La tele séptica

Parecía una de las contadísimas ocasiones en que en la vida real ganan los buenos. Hace dos sábados, ese engendro catódico llamado La Noria se emitió sin un solo anuncio publicitario en sus intermedios. Empujadas por el qué dirán y no sin haber echado cuentas, las marcas que se dejaban ver en tan siniestro escaparate (no peor que otros, por cierto) fueron desertando una a una. La mayoría de ellas acompañó el abandono con una nota de apostasía de la telemierda que contenía, de propina, propósito de enmienda y petición de disculpas a sus consumidores.

Sería injusto arrumbar a todas las firmas como hipócritas, pero de momento, una ha vuelto al redil y, casi más triste, se han incorporado cinco o seis de nuevo cuño, atraídas por las tarifas a cero euros con que contraatacó Telecinco. La semana que viene se sumarán otras cuantas y antes de navidad todo volverá a ser normal. El episodio de la entrevista pagada a la madre del tal Cuco quedará amortizado y como lo que no te mata te hace más fuerte, el programa de marras seguirá esparciendo detritus con mayor convicción que antes. A veces es cierto literalmente que no hay mal que por bien no venga: la últimas entregas de la cosa han tenido los registros de audiencia más altos de su historia.

La conclusión es que tenemos Noria para rato. Y aunque una no descartable acción blanqueadora de la cadena acabase por retirar el espacio de la parrilla, no habría motivo para echar a volar las campanas. En un dos por tres sería sustituido por una ponzoña del pelo con otro nombre y las mismas hediondas intenciones. Recuérdese que Tómbola, el Mississippi de Navarro o el denostado Tomate fueron rápidamente relevados por productos que en la comparación los dejaban en pellizco de monja. El pozo séptico que es la televisión (esa televisión; no generalicemos) no conoce límites de profundidad. ¿Demasiados espectadores con alma de espeleológo, quizá?

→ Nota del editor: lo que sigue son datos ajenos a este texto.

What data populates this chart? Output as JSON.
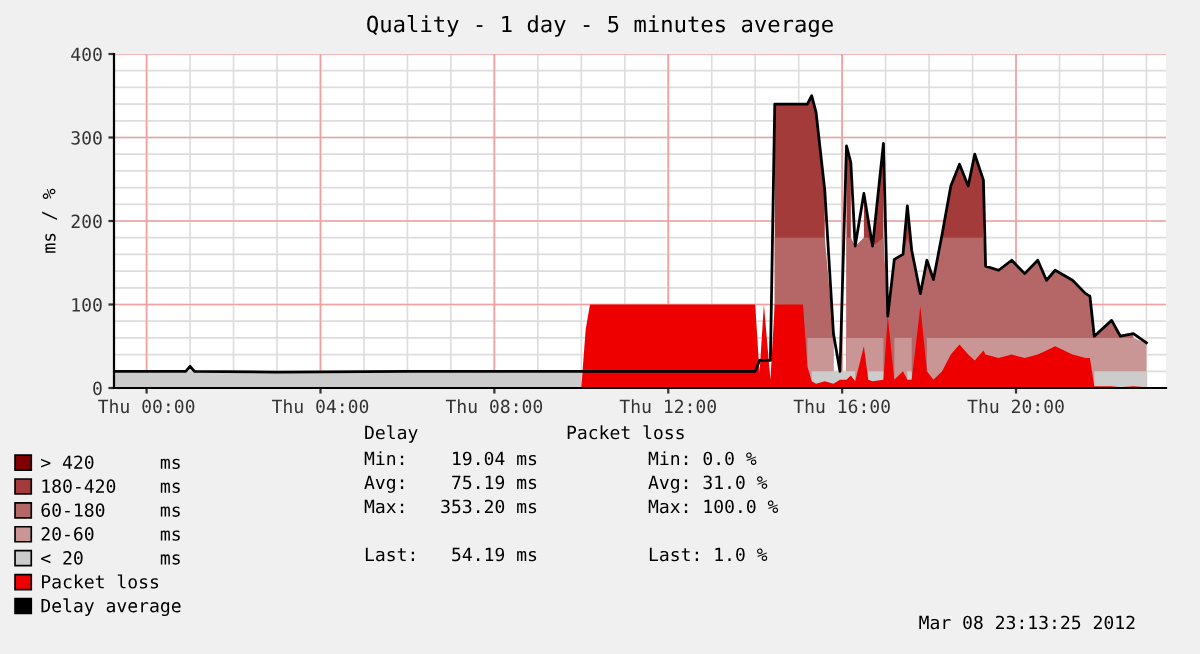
{
  "chart_data": {
    "type": "area",
    "title": "Quality - 1 day - 5 minutes average",
    "ylabel": "ms / %",
    "x": [
      "2012-03-07T23:15",
      "2012-03-08T00:00",
      "2012-03-08T00:54",
      "2012-03-08T01:00",
      "2012-03-08T01:06",
      "2012-03-08T03:00",
      "2012-03-08T06:00",
      "2012-03-08T09:00",
      "2012-03-08T10:00",
      "2012-03-08T10:06",
      "2012-03-08T10:12",
      "2012-03-08T14:00",
      "2012-03-08T14:06",
      "2012-03-08T14:12",
      "2012-03-08T14:21",
      "2012-03-08T14:27",
      "2012-03-08T15:06",
      "2012-03-08T15:12",
      "2012-03-08T15:18",
      "2012-03-08T15:24",
      "2012-03-08T15:36",
      "2012-03-08T15:48",
      "2012-03-08T15:57",
      "2012-03-08T16:06",
      "2012-03-08T16:12",
      "2012-03-08T16:18",
      "2012-03-08T16:30",
      "2012-03-08T16:36",
      "2012-03-08T16:42",
      "2012-03-08T16:57",
      "2012-03-08T17:03",
      "2012-03-08T17:12",
      "2012-03-08T17:24",
      "2012-03-08T17:30",
      "2012-03-08T17:36",
      "2012-03-08T17:48",
      "2012-03-08T17:57",
      "2012-03-08T18:06",
      "2012-03-08T18:18",
      "2012-03-08T18:30",
      "2012-03-08T18:42",
      "2012-03-08T18:54",
      "2012-03-08T19:03",
      "2012-03-08T19:15",
      "2012-03-08T19:18",
      "2012-03-08T19:36",
      "2012-03-08T19:54",
      "2012-03-08T20:12",
      "2012-03-08T20:30",
      "2012-03-08T20:42",
      "2012-03-08T20:54",
      "2012-03-08T21:18",
      "2012-03-08T21:36",
      "2012-03-08T21:42",
      "2012-03-08T21:48",
      "2012-03-08T22:12",
      "2012-03-08T22:24",
      "2012-03-08T22:42",
      "2012-03-08T23:00"
    ],
    "series": [
      {
        "name": "> 420      ms",
        "color": "#800000",
        "values": [
          null,
          null,
          null,
          null,
          null,
          null,
          null,
          null,
          null,
          null,
          null,
          null,
          null,
          null,
          null,
          null,
          null,
          null,
          null,
          null,
          null,
          null,
          null,
          null,
          null,
          null,
          null,
          null,
          null,
          null,
          null,
          null,
          null,
          null,
          null,
          null,
          null,
          null,
          null,
          null,
          null,
          null,
          null,
          null,
          null,
          null,
          null,
          null,
          null,
          null,
          null,
          null,
          null,
          null,
          null,
          null,
          null,
          null,
          null
        ]
      },
      {
        "name": "180-420    ms",
        "color": "#a33b3b",
        "values": [
          null,
          null,
          null,
          null,
          null,
          null,
          null,
          null,
          null,
          null,
          null,
          null,
          null,
          null,
          null,
          340,
          340,
          340,
          350,
          330,
          237,
          null,
          null,
          290,
          270,
          null,
          233,
          201,
          170,
          293,
          null,
          null,
          160,
          218,
          165,
          null,
          null,
          null,
          184,
          242,
          268,
          242,
          280,
          249,
          null,
          null,
          null,
          null,
          null,
          null,
          null,
          null,
          null,
          null,
          null,
          null,
          null,
          null,
          null
        ]
      },
      {
        "name": "60-180     ms",
        "color": "#b56767",
        "values": [
          null,
          null,
          null,
          null,
          null,
          null,
          null,
          null,
          null,
          null,
          null,
          null,
          null,
          null,
          null,
          180,
          180,
          180,
          180,
          180,
          180,
          65,
          null,
          180,
          180,
          170,
          180,
          180,
          170,
          180,
          86,
          154,
          160,
          180,
          165,
          113,
          153,
          130,
          180,
          180,
          180,
          180,
          180,
          180,
          146,
          141,
          153,
          137,
          153,
          129,
          141,
          129,
          113,
          110,
          62,
          81,
          62,
          65,
          null
        ]
      },
      {
        "name": "20-60      ms",
        "color": "#c99595",
        "values": [
          null,
          null,
          null,
          null,
          null,
          null,
          null,
          null,
          null,
          null,
          null,
          null,
          null,
          null,
          null,
          null,
          null,
          60,
          60,
          60,
          60,
          60,
          null,
          60,
          60,
          60,
          60,
          60,
          60,
          60,
          null,
          60,
          60,
          60,
          60,
          null,
          60,
          60,
          60,
          60,
          60,
          60,
          60,
          60,
          60,
          60,
          60,
          60,
          60,
          60,
          60,
          60,
          60,
          60,
          60,
          60,
          60,
          60,
          54
        ]
      },
      {
        "name": "< 20       ms",
        "color": "#cccccc",
        "values": [
          20,
          20,
          20,
          20,
          20,
          19,
          20,
          20,
          20,
          null,
          null,
          null,
          null,
          null,
          null,
          null,
          null,
          null,
          20,
          20,
          20,
          20,
          20,
          20,
          20,
          20,
          null,
          20,
          20,
          20,
          null,
          null,
          null,
          20,
          20,
          null,
          null,
          null,
          null,
          null,
          null,
          null,
          null,
          null,
          null,
          null,
          null,
          null,
          null,
          null,
          null,
          null,
          null,
          null,
          20,
          20,
          20,
          20,
          20
        ]
      },
      {
        "name": "Packet loss",
        "color": "#ee0000",
        "values": [
          0,
          0,
          0,
          0,
          0,
          0,
          0,
          0,
          0,
          70,
          100,
          100,
          18,
          100,
          10,
          100,
          100,
          26,
          8,
          5,
          8,
          5,
          10,
          10,
          15,
          8,
          50,
          10,
          8,
          10,
          86,
          10,
          20,
          10,
          10,
          98,
          20,
          10,
          20,
          40,
          52,
          40,
          33,
          45,
          40,
          36,
          40,
          36,
          40,
          45,
          50,
          40,
          36,
          36,
          2,
          2,
          1,
          2,
          1
        ]
      },
      {
        "name": "Delay average",
        "type": "line",
        "color": "#000000",
        "values": [
          20,
          20,
          20,
          26,
          20,
          19,
          20,
          20,
          20,
          20,
          20,
          20,
          33,
          33,
          33,
          340,
          340,
          340,
          350,
          330,
          237,
          65,
          20,
          290,
          270,
          170,
          233,
          201,
          170,
          293,
          86,
          154,
          160,
          218,
          165,
          113,
          153,
          130,
          184,
          242,
          268,
          242,
          280,
          249,
          146,
          141,
          153,
          137,
          153,
          129,
          141,
          129,
          113,
          110,
          62,
          81,
          62,
          65,
          54
        ]
      }
    ],
    "xlim": [
      "2012-03-07T23:15",
      "2012-03-08T23:27"
    ],
    "ylim": [
      0,
      400
    ],
    "xticks": [
      {
        "value": "2012-03-08T00:00",
        "label": "Thu 00:00"
      },
      {
        "value": "2012-03-08T04:00",
        "label": "Thu 04:00"
      },
      {
        "value": "2012-03-08T08:00",
        "label": "Thu 08:00"
      },
      {
        "value": "2012-03-08T12:00",
        "label": "Thu 12:00"
      },
      {
        "value": "2012-03-08T16:00",
        "label": "Thu 16:00"
      },
      {
        "value": "2012-03-08T20:00",
        "label": "Thu 20:00"
      }
    ],
    "yticks": [
      0,
      100,
      200,
      300,
      400
    ],
    "grid": true,
    "legend": "bottom left",
    "annotations": [
      "Delay",
      "Packet loss",
      "Min:    19.04 ms",
      "Min: 0.0 %",
      "Avg:    75.19 ms",
      "Avg: 31.0 %",
      "Max:   353.20 ms",
      "Max: 100.0 %",
      "Last:   54.19 ms",
      "Last: 1.0 %",
      "Mar 08 23:13:25 2012"
    ]
  }
}
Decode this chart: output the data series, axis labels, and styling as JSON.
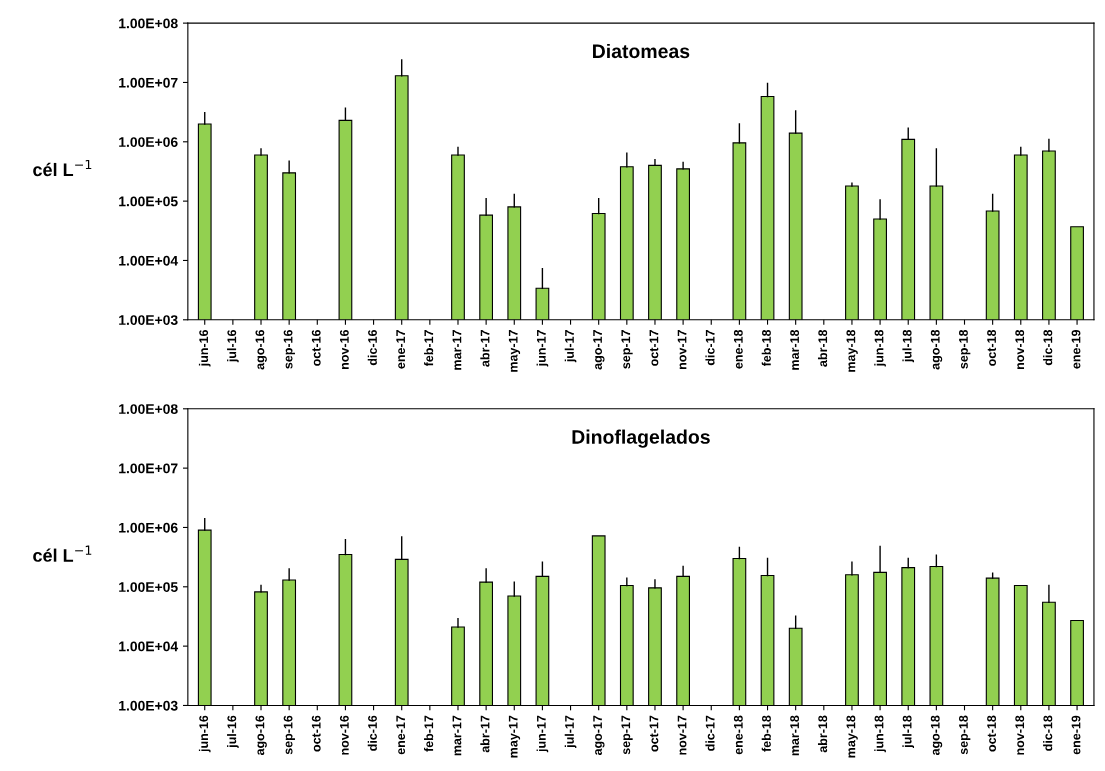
{
  "chart_data": [
    {
      "type": "bar",
      "title": "Diatomeas",
      "ylabel": "cél L$^{−1}$",
      "log": true,
      "color": "#92d050",
      "grid": false,
      "legend": false,
      "categories": [
        "jun-16",
        "jul-16",
        "ago-16",
        "sep-16",
        "oct-16",
        "nov-16",
        "dic-16",
        "ene-17",
        "feb-17",
        "mar-17",
        "abr-17",
        "may-17",
        "jun-17",
        "jul-17",
        "ago-17",
        "sep-17",
        "oct-17",
        "nov-17",
        "dic-17",
        "ene-18",
        "feb-18",
        "mar-18",
        "abr-18",
        "may-18",
        "jun-18",
        "jul-18",
        "ago-18",
        "sep-18",
        "oct-18",
        "nov-18",
        "dic-18",
        "ene-19"
      ],
      "values": [
        2000000,
        null,
        600000,
        300000,
        null,
        2300000,
        null,
        13000000,
        null,
        600000,
        58000,
        80000,
        3400,
        null,
        62000,
        380000,
        400000,
        350000,
        null,
        960000,
        5800000,
        1400000,
        null,
        180000,
        50000,
        1100000,
        180000,
        null,
        68000,
        600000,
        700000,
        37000
      ],
      "errors": [
        [
          2000000,
          3100000
        ],
        null,
        [
          600000,
          760000
        ],
        [
          300000,
          470000
        ],
        null,
        [
          2300000,
          3700000
        ],
        null,
        [
          13000000,
          24000000
        ],
        null,
        [
          600000,
          800000
        ],
        [
          58000,
          110000
        ],
        [
          80000,
          130000
        ],
        [
          3400,
          7300
        ],
        null,
        [
          62000,
          110000
        ],
        [
          380000,
          640000
        ],
        [
          400000,
          500000
        ],
        [
          350000,
          450000
        ],
        null,
        [
          960000,
          2000000
        ],
        [
          5800000,
          9600000
        ],
        [
          1400000,
          3300000
        ],
        null,
        [
          180000,
          200000
        ],
        [
          50000,
          105000
        ],
        [
          1100000,
          1700000
        ],
        [
          180000,
          760000
        ],
        null,
        [
          68000,
          130000
        ],
        [
          600000,
          800000
        ],
        [
          700000,
          1100000
        ],
        null
      ],
      "ylim": [
        1000,
        100000000
      ],
      "yticks": [
        {
          "value": 1000,
          "label": "1.00E+03"
        },
        {
          "value": 10000,
          "label": "1.00E+04"
        },
        {
          "value": 100000,
          "label": "1.00E+05"
        },
        {
          "value": 1000000,
          "label": "1.00E+06"
        },
        {
          "value": 10000000,
          "label": "1.00E+07"
        },
        {
          "value": 100000000,
          "label": "1.00E+08"
        }
      ]
    },
    {
      "type": "bar",
      "title": "Dinoflagelados",
      "ylabel": "cél L$^{−1}$",
      "log": true,
      "color": "#92d050",
      "grid": false,
      "legend": false,
      "categories": [
        "jun-16",
        "jul-16",
        "ago-16",
        "sep-16",
        "oct-16",
        "nov-16",
        "dic-16",
        "ene-17",
        "feb-17",
        "mar-17",
        "abr-17",
        "may-17",
        "jun-17",
        "jul-17",
        "ago-17",
        "sep-17",
        "oct-17",
        "nov-17",
        "dic-17",
        "ene-18",
        "feb-18",
        "mar-18",
        "abr-18",
        "may-18",
        "jun-18",
        "jul-18",
        "ago-18",
        "sep-18",
        "oct-18",
        "nov-18",
        "dic-18",
        "ene-19"
      ],
      "values": [
        900000,
        null,
        82000,
        130000,
        null,
        350000,
        null,
        290000,
        null,
        21000,
        120000,
        70000,
        150000,
        null,
        720000,
        105000,
        96000,
        150000,
        null,
        300000,
        155000,
        20000,
        null,
        160000,
        175000,
        210000,
        220000,
        null,
        140000,
        105000,
        55000,
        27000
      ],
      "errors": [
        [
          900000,
          1400000
        ],
        null,
        [
          82000,
          105000
        ],
        [
          130000,
          200000
        ],
        null,
        [
          350000,
          620000
        ],
        null,
        [
          290000,
          690000
        ],
        null,
        [
          21000,
          29000
        ],
        [
          120000,
          200000
        ],
        [
          70000,
          120000
        ],
        [
          150000,
          260000
        ],
        null,
        null,
        [
          105000,
          140000
        ],
        [
          96000,
          130000
        ],
        [
          150000,
          220000
        ],
        null,
        [
          300000,
          460000
        ],
        [
          155000,
          300000
        ],
        [
          20000,
          32000
        ],
        null,
        [
          160000,
          260000
        ],
        [
          175000,
          480000
        ],
        [
          210000,
          300000
        ],
        [
          220000,
          340000
        ],
        null,
        [
          140000,
          170000
        ],
        null,
        [
          55000,
          105000
        ],
        null
      ],
      "ylim": [
        1000,
        100000000
      ],
      "yticks": [
        {
          "value": 1000,
          "label": "1.00E+03"
        },
        {
          "value": 10000,
          "label": "1.00E+04"
        },
        {
          "value": 100000,
          "label": "1.00E+05"
        },
        {
          "value": 1000000,
          "label": "1.00E+06"
        },
        {
          "value": 10000000,
          "label": "1.00E+07"
        },
        {
          "value": 100000000,
          "label": "1.00E+08"
        }
      ]
    }
  ]
}
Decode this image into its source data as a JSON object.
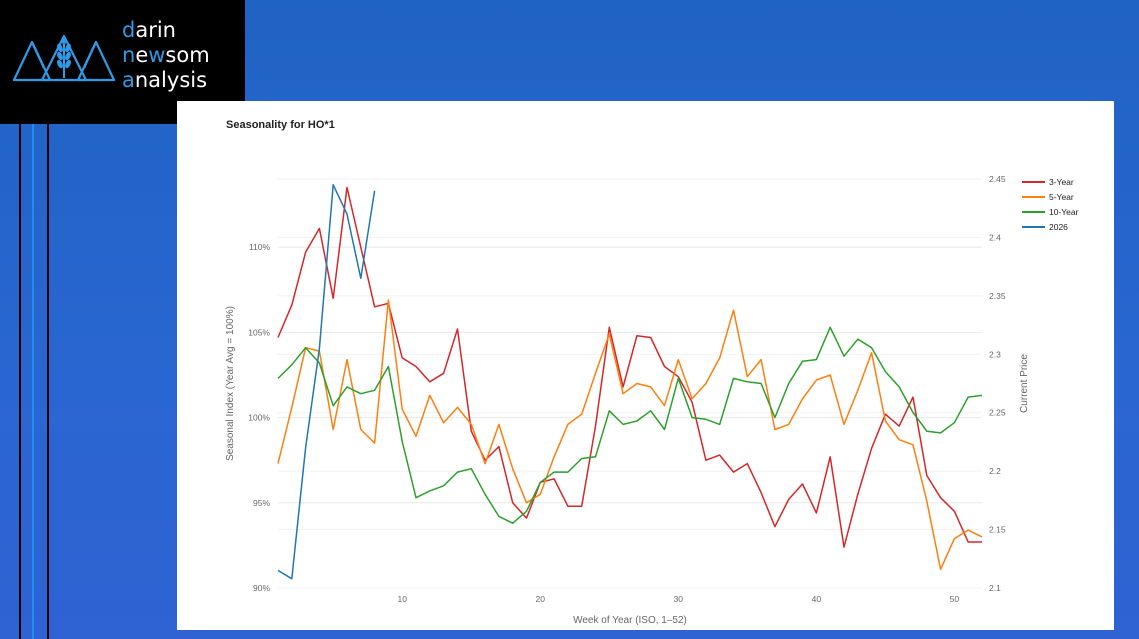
{
  "brand": {
    "line1": {
      "first": "d",
      "rest": "arin"
    },
    "line2": {
      "first": "n",
      "mid": "e",
      "mid_accent": "w",
      "rest": "som"
    },
    "line3": {
      "first": "a",
      "rest": "nalysis"
    },
    "accent_color": "#2f9be8"
  },
  "chart_data": {
    "type": "line",
    "title": "Seasonality for HO*1",
    "xlabel": "Week of Year (ISO, 1–52)",
    "ylabel": "Seasonal Index (Year Avg = 100%)",
    "y2label": "Current Price",
    "xlim": [
      1,
      52
    ],
    "ylim": [
      90,
      114
    ],
    "y2lim": [
      2.1,
      2.45
    ],
    "x_ticks": [
      "10",
      "20",
      "30",
      "40",
      "50"
    ],
    "x_tick_values": [
      10,
      20,
      30,
      40,
      50
    ],
    "y_ticks": [
      "90%",
      "95%",
      "100%",
      "105%",
      "110%"
    ],
    "y_tick_values": [
      90,
      95,
      100,
      105,
      110
    ],
    "y2_ticks": [
      "2.1",
      "2.15",
      "2.2",
      "2.25",
      "2.3",
      "2.35",
      "2.4",
      "2.45"
    ],
    "y2_tick_values": [
      2.1,
      2.15,
      2.2,
      2.25,
      2.3,
      2.35,
      2.4,
      2.45
    ],
    "grid": true,
    "legend_position": "top-right",
    "series": [
      {
        "name": "3-Year",
        "color": "#d62728",
        "axis": "left",
        "x": [
          1,
          2,
          3,
          4,
          5,
          6,
          7,
          8,
          9,
          10,
          11,
          12,
          13,
          14,
          15,
          16,
          17,
          18,
          19,
          20,
          21,
          22,
          23,
          24,
          25,
          26,
          27,
          28,
          29,
          30,
          31,
          32,
          33,
          34,
          35,
          36,
          37,
          38,
          39,
          40,
          41,
          42,
          43,
          44,
          45,
          46,
          47,
          48,
          49,
          50,
          51,
          52
        ],
        "values": [
          104.7,
          106.6,
          109.7,
          111.1,
          107.0,
          113.5,
          110.0,
          106.5,
          106.7,
          103.5,
          103.0,
          102.1,
          102.6,
          105.2,
          99.2,
          97.5,
          98.3,
          95.0,
          94.1,
          96.2,
          96.4,
          94.8,
          94.8,
          99.5,
          105.3,
          101.8,
          104.8,
          104.7,
          103.0,
          102.4,
          100.9,
          97.5,
          97.8,
          96.8,
          97.3,
          95.6,
          93.6,
          95.2,
          96.1,
          94.4,
          97.7,
          92.4,
          95.5,
          98.2,
          100.2,
          99.5,
          101.2,
          96.6,
          95.3,
          94.5,
          92.7,
          92.7
        ]
      },
      {
        "name": "5-Year",
        "color": "#ff7f0e",
        "axis": "left",
        "x": [
          1,
          2,
          3,
          4,
          5,
          6,
          7,
          8,
          9,
          10,
          11,
          12,
          13,
          14,
          15,
          16,
          17,
          18,
          19,
          20,
          21,
          22,
          23,
          24,
          25,
          26,
          27,
          28,
          29,
          30,
          31,
          32,
          33,
          34,
          35,
          36,
          37,
          38,
          39,
          40,
          41,
          42,
          43,
          44,
          45,
          46,
          47,
          48,
          49,
          50,
          51,
          52
        ],
        "values": [
          97.3,
          100.6,
          104.1,
          103.9,
          99.3,
          103.4,
          99.3,
          98.5,
          106.9,
          100.5,
          98.9,
          101.3,
          99.7,
          100.6,
          99.6,
          97.3,
          99.6,
          97.0,
          95.0,
          95.5,
          97.7,
          99.6,
          100.2,
          102.6,
          104.9,
          101.4,
          102.0,
          101.8,
          100.7,
          103.4,
          101.1,
          102.0,
          103.5,
          106.3,
          102.4,
          103.4,
          99.3,
          99.6,
          101.1,
          102.2,
          102.5,
          99.6,
          101.6,
          103.8,
          99.8,
          98.7,
          98.4,
          95.1,
          91.1,
          92.9,
          93.4,
          93.0
        ]
      },
      {
        "name": "10-Year",
        "color": "#2ca02c",
        "axis": "left",
        "x": [
          1,
          2,
          3,
          4,
          5,
          6,
          7,
          8,
          9,
          10,
          11,
          12,
          13,
          14,
          15,
          16,
          17,
          18,
          19,
          20,
          21,
          22,
          23,
          24,
          25,
          26,
          27,
          28,
          29,
          30,
          31,
          32,
          33,
          34,
          35,
          36,
          37,
          38,
          39,
          40,
          41,
          42,
          43,
          44,
          45,
          46,
          47,
          48,
          49,
          50,
          51,
          52
        ],
        "values": [
          102.3,
          103.1,
          104.1,
          103.2,
          100.7,
          101.8,
          101.4,
          101.6,
          103.0,
          98.6,
          95.3,
          95.7,
          96.0,
          96.8,
          97.0,
          95.5,
          94.2,
          93.8,
          94.5,
          96.2,
          96.8,
          96.8,
          97.6,
          97.7,
          100.4,
          99.6,
          99.8,
          100.4,
          99.3,
          102.3,
          100.0,
          99.9,
          99.6,
          102.3,
          102.1,
          102.0,
          100.0,
          102.0,
          103.3,
          103.4,
          105.3,
          103.6,
          104.6,
          104.1,
          102.7,
          101.8,
          100.3,
          99.2,
          99.1,
          99.7,
          101.2,
          101.3
        ]
      },
      {
        "name": "2026",
        "color": "#1f77b4",
        "axis": "right",
        "x": [
          1,
          2,
          3,
          4,
          5,
          6,
          7,
          8
        ],
        "values": [
          2.115,
          2.108,
          2.22,
          2.305,
          2.445,
          2.42,
          2.365,
          2.44
        ]
      }
    ]
  }
}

Al PP no le gusta ‘La República’

Confirmando una vez más las teorías de Pavlov sobre las campanillas y los jugos gástricos de los cánidos, el Partido Popular ha puesto el grito en el cielo de Brunete a cuenta de la emisión en TVE de 14 de abril. La República. Un tal Ramón Moreno, diputado por Zaragoza y representante de la formación gaviotil en el consejo de administración del ente público español amenaza con ponerle las peras al cuarto al mandamás televisivo Alberto Oliart por la “caspa revisionista y el formol monotemático” que destila la serie. Añade en su blog el ofuscado culiparlante que el producto audiovisual pretende reabrir heridas, recrear la Historia a gusto del mensajero con un indudable sesgo monocolor y media docena de topicazos más. Es obvio que el gachó no ha visto más que un trailer o, como mucho, trozos aleatorios mientras hacía zapping durante los anuncios de Intereconomía TV.

Los malos, los anarquistas

A diferencia de él, gracias a la fantástica web de RTVE, yo sí me he tragado enteritos los dos capítulos de la telenovela que se han emitido hasta ahora. Doctores tiene la ciencia catódica, dejaré a mi compañera Estefanía Jiménez un despiece más enjundioso y autorizado, pero si algo se puede decir de ese par de episodios, es que pierden azúcar por todas las costuras. La cosa no va, como presume Moreno, de rojos beatíficos y derechosos despiadados. Para empezar, la trama se centra en una familia de terratenientes de muy buen rollito que tratan de nadar y guardar la ropa en medio de las turbulencias. Hay, cierto es, una socialista idílica, trasunto de Clara Campoamor, pero para compensar, los malos de verdad son un policía corrupto y, cómo no, un anarquista que azuza a los ignorantes jornaleros a atentar contra la propiedad privada de sus paternalistas señoritos. Si alguien se puede quejar es la CNT. Hasta el militarote golpista, encarnado por un actor que es la viva imagen del Aznar de hace quince años, aparece retratado con mayor nobleza de corazón que el ácrata, que encima le pone los cuernos a la íntegra socialista con una cabaretera que -me juego el cuello- pronto se revelará como una agente a sueldo de Moscú.

Un pastelón bienintencionado que se deja ver, con factura solvente e interpretaciones más que correctas. No hay más pies que buscarle a este gato. Pero claro, lleva por título La República, expresión maldita todavía ochenta años después para quienes no se avergüenzan en aparecer como herederos de los que la derribaron. Ahí le duele al Partido Popular, que se sospecha continuación de la CEDA.